Previous work such as 3D RCNN and RoI10D uses PCA or CAE (conv auto-encoder) to predict the shape of cars. This is not end-to-end differentiable. DeepSDF enables backpropagation onto a smooth shape manifold and is more powerful.
Autolabel is still not as good as lidar labels, but very close. Closer in performance in BEV rather than 3D, but only BEV should be good enough for autonomous driving. But the 3D drop may not be real as the autolabels are tight 3D bbox as compared to KITTI3D lidar labels.
Key ideas
- CSS (coordinate shape space): combination of NOCS and DeepSDF
- NOCS (normalized object coordinate system). It encodes the pose and shape information, i.e., surface coordinates. With dense depth information, 3D pose can be recovered from NOCS.
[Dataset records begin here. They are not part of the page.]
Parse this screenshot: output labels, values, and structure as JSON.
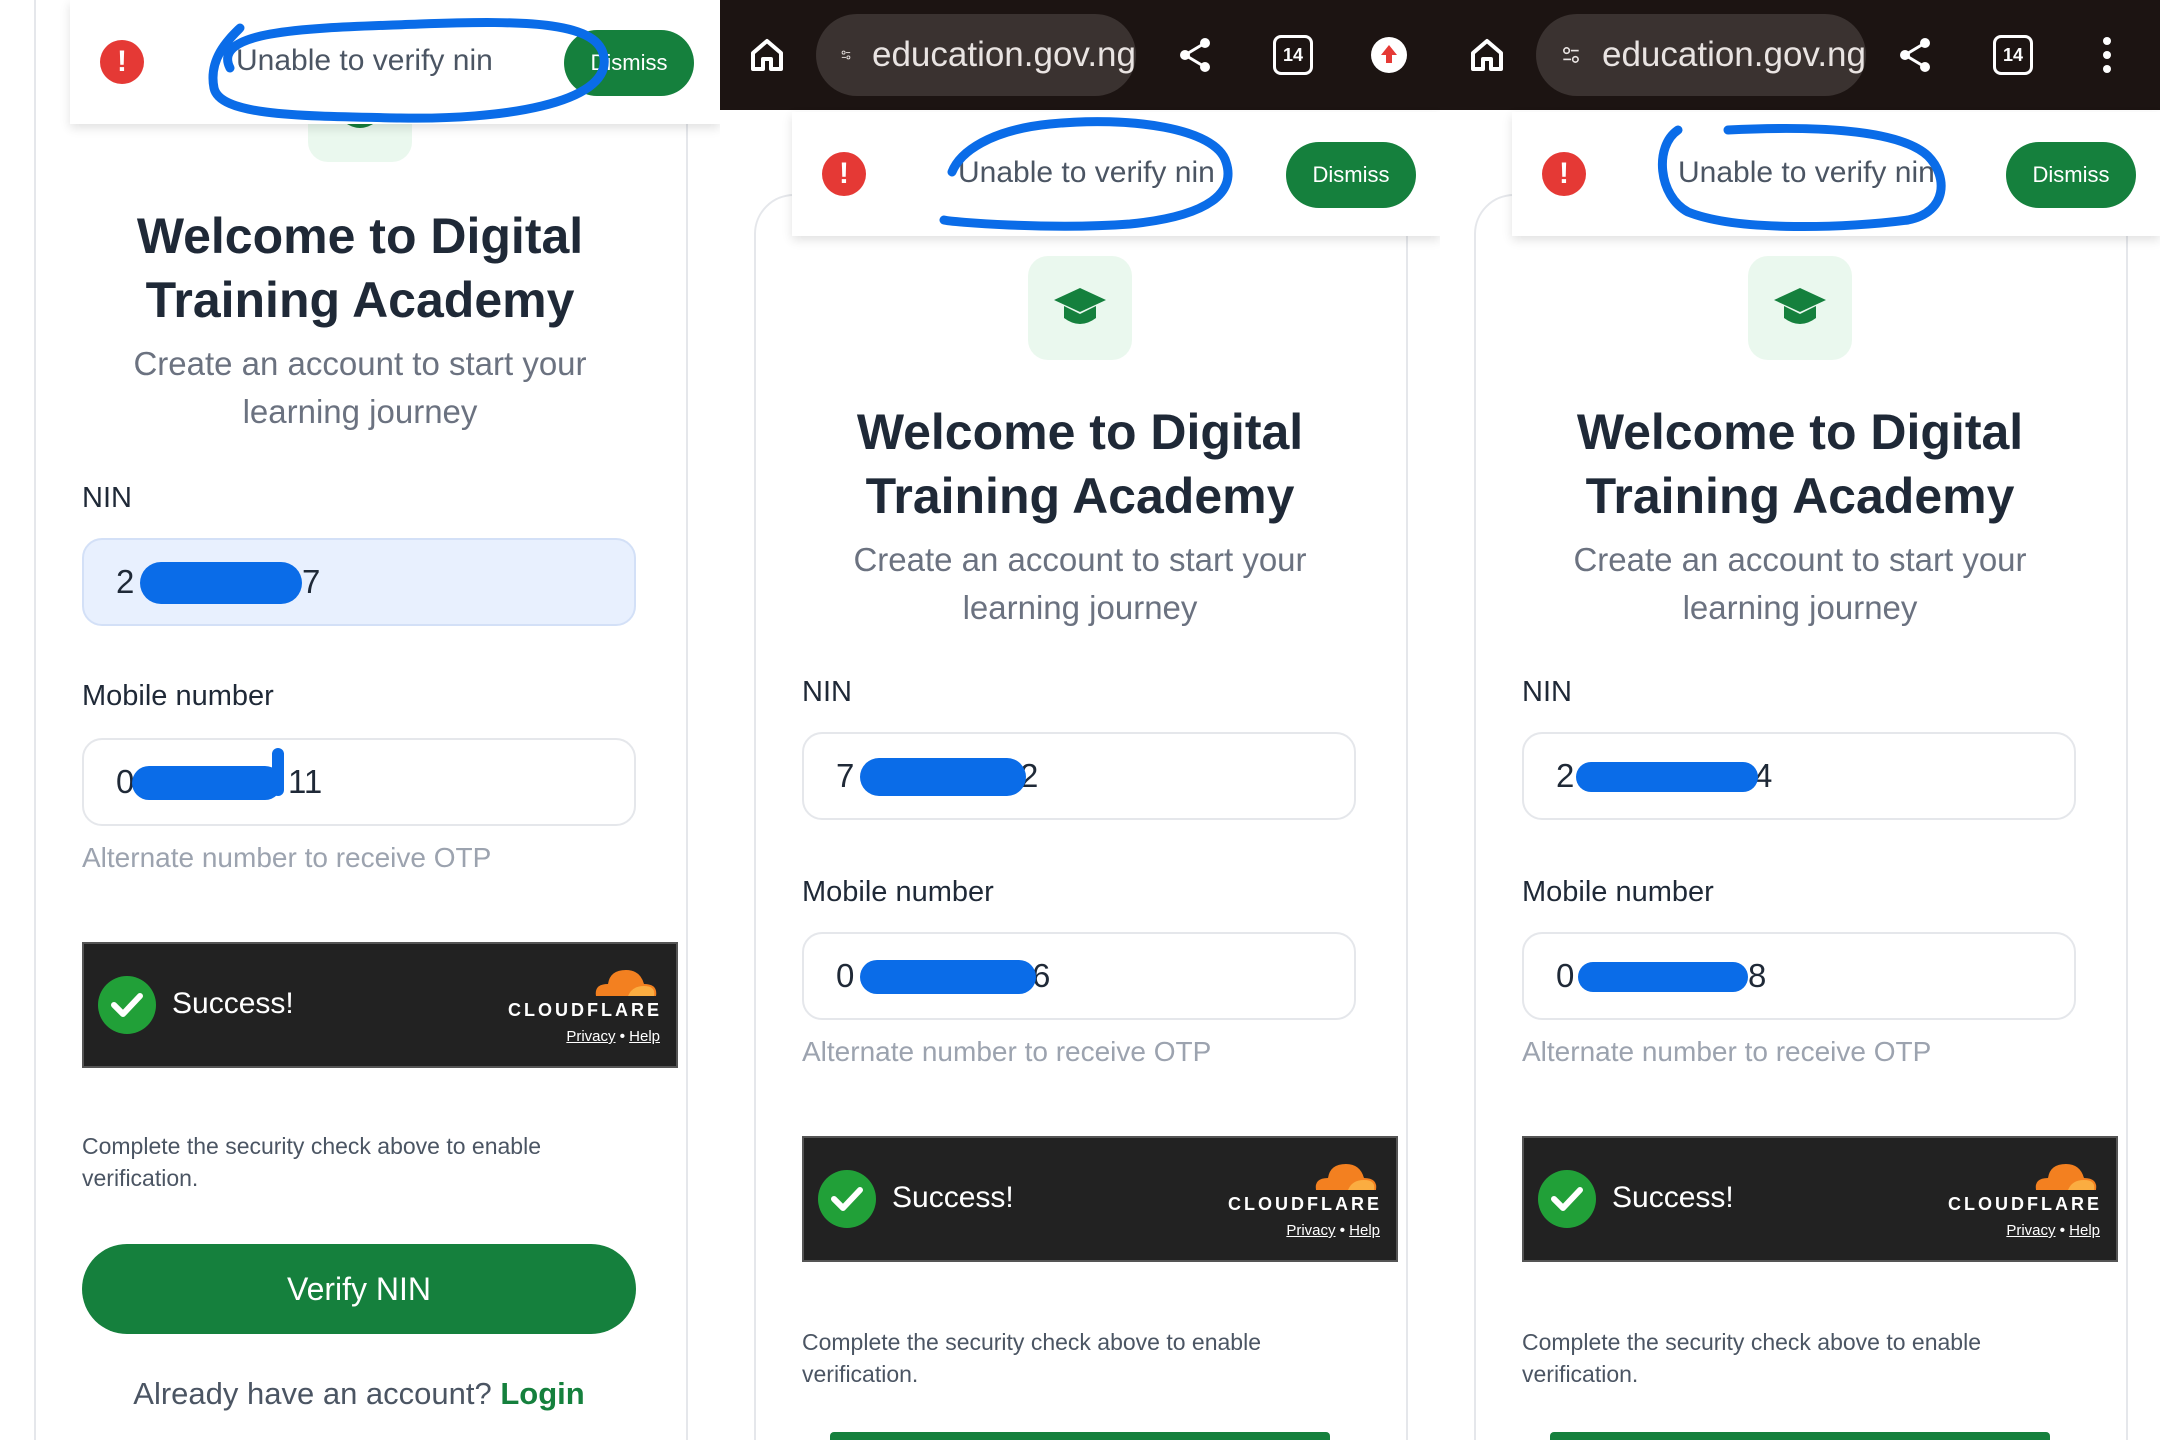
{
  "browser": {
    "url": "education.gov.ng",
    "tab_count": "14"
  },
  "toast": {
    "message": "Unable to verify nin",
    "dismiss_label": "Dismiss"
  },
  "form": {
    "title_line1": "Welcome to Digital",
    "title_line2": "Training Academy",
    "subtitle_line1": "Create an account to start your",
    "subtitle_line2": "learning journey",
    "nin_label": "NIN",
    "mobile_label": "Mobile number",
    "otp_hint": "Alternate number to receive OTP",
    "security_text": "Complete the security check above to enable verification.",
    "verify_label": "Verify NIN",
    "account_prompt": "Already have an account?",
    "login_label": "Login"
  },
  "captcha": {
    "status": "Success!",
    "brand": "CLOUDFLARE",
    "privacy": "Privacy",
    "separator": "•",
    "help": "Help"
  },
  "panels": [
    {
      "nin_start": "2",
      "nin_end": "7",
      "mobile_start": "0",
      "mobile_end": "11"
    },
    {
      "nin_start": "7",
      "nin_end": "2",
      "mobile_start": "0",
      "mobile_end": "6"
    },
    {
      "nin_start": "2",
      "nin_end": "4",
      "mobile_start": "0",
      "mobile_end": "8"
    }
  ],
  "colors": {
    "brand_green": "#15803d",
    "error_red": "#e53935",
    "annotation_blue": "#0a6ce8"
  }
}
- NOCS is a correspondence map
- NOCS encodes surface iniformation (normal)
- DeepSDF to embed watertight models into a joint and compact shape space representation.
- 11 CAD models are embedded into 3D space (3-dim latent code) with DeepSDF.
- DeepSDF is combined with differentiable rendering so that the surface point is differentiable wrt scale, pose, or latent code.
- Overall workflow
- predicted z is decoded, and NOCS coordinate is calculated.
- Lidar is projected onto the predicted NOCS map.
- Estimate initial pose and scale by 3D matching.
- Loss
- 2D Loss: SDF renderer and decoded map to have a rendered NOCS map, and compare with predicted NOCS map.
- 3D Loss: correspondence with lidar points –> drastic drop in 3D metric when optimizing only in 2D
- Verification: similar to 2D and 3D losses, they can be used for verification.
- projective: Mask IoU > 0.7
- geometric: lidar points within 0.2 m band of surface > 60%
Technical details
- KITTI3D cuboids have a varying amount of spatial padding and are not tight. Deep learning models trained on these data will learn the padding too.
- Ways to scale up annotation pipeline include better tooling, active learning or a combination thereof.
- Curriculum learning pipeline: to bridge the synthetic-to-real gap. Iteratively add real samples passing sanity check.
- Rather fast diffusion into target domain.
- Parallel domain (acquired by Toyota). But we should be able to use CARLA or vKITTI as well.
- Level of difficulty of a label is measured by pixel size, amount of intersection with other 2D labels, or whether the label is cropped.
- Easy: h > 40 pix
- Moderate: h > 25 pix, and not having IoU > 0.3 with others
- CSS is trained on about 8k patches.
- 6sec to autolabel one instance.
Notes
- Code on github
- The idea seems to be closely related to DensePose. It densely map canonical 2D coordinates (coorespondence map) to human bodies. But it allow for projective scene analysis up to scale. –> we can fix that with IPM!?
- NOCS extended dense coordinates to 3D space.